How Buddy fared in first half of AFL deal

By AAP Newswire

Lance Franklin is threatening to march Sydney deep into September yet again, with the superstar showing no signs of slowing down at the halfway point of his nine-year deal.

The Swans' top-two showdown with Richmond at Etihad Stadium on Thursday night will be Franklin's 100th game with his second club.

Franklin played 182 matches for Hawthorn then shocked the AFL community after winning the 2013 premiership, overlooking Greater Western Sydney's overtures to sign a nine-year contract worth approximately $10 million.

Andrew Demetriou, AFL chief executive at the time, dubbed it "risky". Others called it preposterous. The league rubber stamped the deal as Sydney's rivals raged behind closed doors.

The burning question then was whether Franklin will see out his contract. It remains unanswered and a topic of great intrigue, but the 31-year-old and his club are both upbeat.

Brisbane great Alastair Lynch, who penned a 10-year contract with the Lions at age 25, notes there is no evidence to suggest they shouldn't be.

"Similar to me, he had some health concerns early in his contract but he looks really fit now. As fit and healthy as he's ever been," Lynch told AAP.

"Just chatting to him, he seems as happy as he could be. Everything's pointing in the right direction that he'll at least get very close to the term.

"With age and that sort of stuff, things can change really quickly

"But things are looking very positive."

Lynch is uniquely well placed to comment. The power forward incredibly agreed to a one-year extension after 10 seasons, retiring in 2004 with three premiership at the age of 36.

Franklin will be 35 when his current commitment expires at the end of the 2022 season.

The game has obviously changed since Lynch bossed the goal square but Swans football manager Tom Harley, who will become the club's chief executive later this year, has previously said it's conceivable that Franklin could sign a contract extension.

Aside from durability, assessing Franklin's life-changing venture is tricky and subjective.

The Indigenous icon is regarded as the best player of the modern era by many good judges. There is a consistency to his class and competitive streak.

Franklin's numbers are incredible. The four-time Coleman medallist has earned All-Australian selection on seven occasions, booting 891 goals to sit ninth on the list of VFL/AFL goal-kickers.

Childhood hero Tony Lockett's all-time record of 1360 career goals will take same beating, but Franklin is on track to overtake Matthew Lloyd (926 goals) and Leigh Matthews (915) later this year.

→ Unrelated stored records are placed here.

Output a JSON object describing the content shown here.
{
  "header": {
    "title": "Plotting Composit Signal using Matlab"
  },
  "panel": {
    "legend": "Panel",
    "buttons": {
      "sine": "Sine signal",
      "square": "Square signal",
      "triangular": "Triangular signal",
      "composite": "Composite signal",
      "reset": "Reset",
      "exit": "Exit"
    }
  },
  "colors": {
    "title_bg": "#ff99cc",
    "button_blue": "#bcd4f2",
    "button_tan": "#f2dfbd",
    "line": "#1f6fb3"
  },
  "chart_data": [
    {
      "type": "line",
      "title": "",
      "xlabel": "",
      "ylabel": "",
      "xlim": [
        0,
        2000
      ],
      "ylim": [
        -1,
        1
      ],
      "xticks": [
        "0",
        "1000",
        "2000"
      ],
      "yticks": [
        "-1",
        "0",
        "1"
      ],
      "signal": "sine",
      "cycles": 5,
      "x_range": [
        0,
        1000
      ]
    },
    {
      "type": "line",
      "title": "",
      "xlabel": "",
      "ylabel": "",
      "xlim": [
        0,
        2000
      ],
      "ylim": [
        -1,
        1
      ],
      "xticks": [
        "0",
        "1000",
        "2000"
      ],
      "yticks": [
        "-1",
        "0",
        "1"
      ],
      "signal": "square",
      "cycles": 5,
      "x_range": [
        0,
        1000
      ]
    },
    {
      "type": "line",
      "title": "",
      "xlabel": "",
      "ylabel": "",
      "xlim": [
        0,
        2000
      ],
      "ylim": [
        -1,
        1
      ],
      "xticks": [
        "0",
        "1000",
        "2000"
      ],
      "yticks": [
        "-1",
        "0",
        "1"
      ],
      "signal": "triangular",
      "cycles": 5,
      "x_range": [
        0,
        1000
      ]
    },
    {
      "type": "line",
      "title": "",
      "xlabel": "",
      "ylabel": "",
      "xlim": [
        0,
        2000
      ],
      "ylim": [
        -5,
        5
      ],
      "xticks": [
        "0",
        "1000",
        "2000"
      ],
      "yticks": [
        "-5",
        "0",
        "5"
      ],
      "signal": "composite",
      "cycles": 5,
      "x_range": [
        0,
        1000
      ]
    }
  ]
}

Luke Hodge suggested earlier this week that Franklin, the most recent player to kick 100 goals in a season, could achieve another century in 2019 if proposed rule change go ahead.

The cost of keeping such an asset on your books is a salary-cap squeeze. Hawthorn ball magnet Tom Mitchell is the most obvious example of a gun now dominating at another club after being developed by the Swans.

Team success is another area to judge the success of Franklin's stint in Sydney.

Some pundits believe Franklin, who has played in two losing grand finals as a Swan - including one against his former club, must deliver a premiership to the SCG for his contract to be a true success.

Lynch disagrees, noting Franklin has Sydney on track for a ninth straight finals campaign.

"They're continually knocking on the door. You want to be able to convert a few of those opportunities," Lynch said.

"But they'd be the envy of a lot of clubs, because they've put themselves in a position where they're a chance to win it again.

"Buddy's played his role in that.

"They couldn't ask too much more."

Franklin's true worth is hard to quantify as it extends to his capacity to bring people through the gate.

The Swans have more than 60,000 members this year, a club record. They regularly attract good crowds in a fickle market, notably outdrawing NRL glamour club Sydney Roosters when both sides were in action at Moore Park a fortnight ago.

Franklin isn't directly responsible for those numbers but his larger than life, Lockett-like presence has helped the Swans' marketing department immensely.

The final piece of the marking criteria in 2022 will be how well Franklin has set the club up for future success.

Youngsters Isaac Heeney, Tom Papley, Will Hayward, Ben Ronke and Tom McCartin all speak glowingly of the impact Franklin has already had on their respective careers.

Part of it is walking taller when Franklin puffs out his chest or kicks an incredible goal, but there is also plenty of nuanced advice that has many at the club believing the excitement machine could easily transition into coaching if he desired.

"You don't really get to appreciate him until you work with him close up," Swans coach John Longmire said this week.

"You understand how much of a competitor he is. How much he understands football and how much he contributes.

"His role mentoring the younger players can't be underestimated.

"He's been a fantastic asset ... his impact on the club has been significant on and off the field."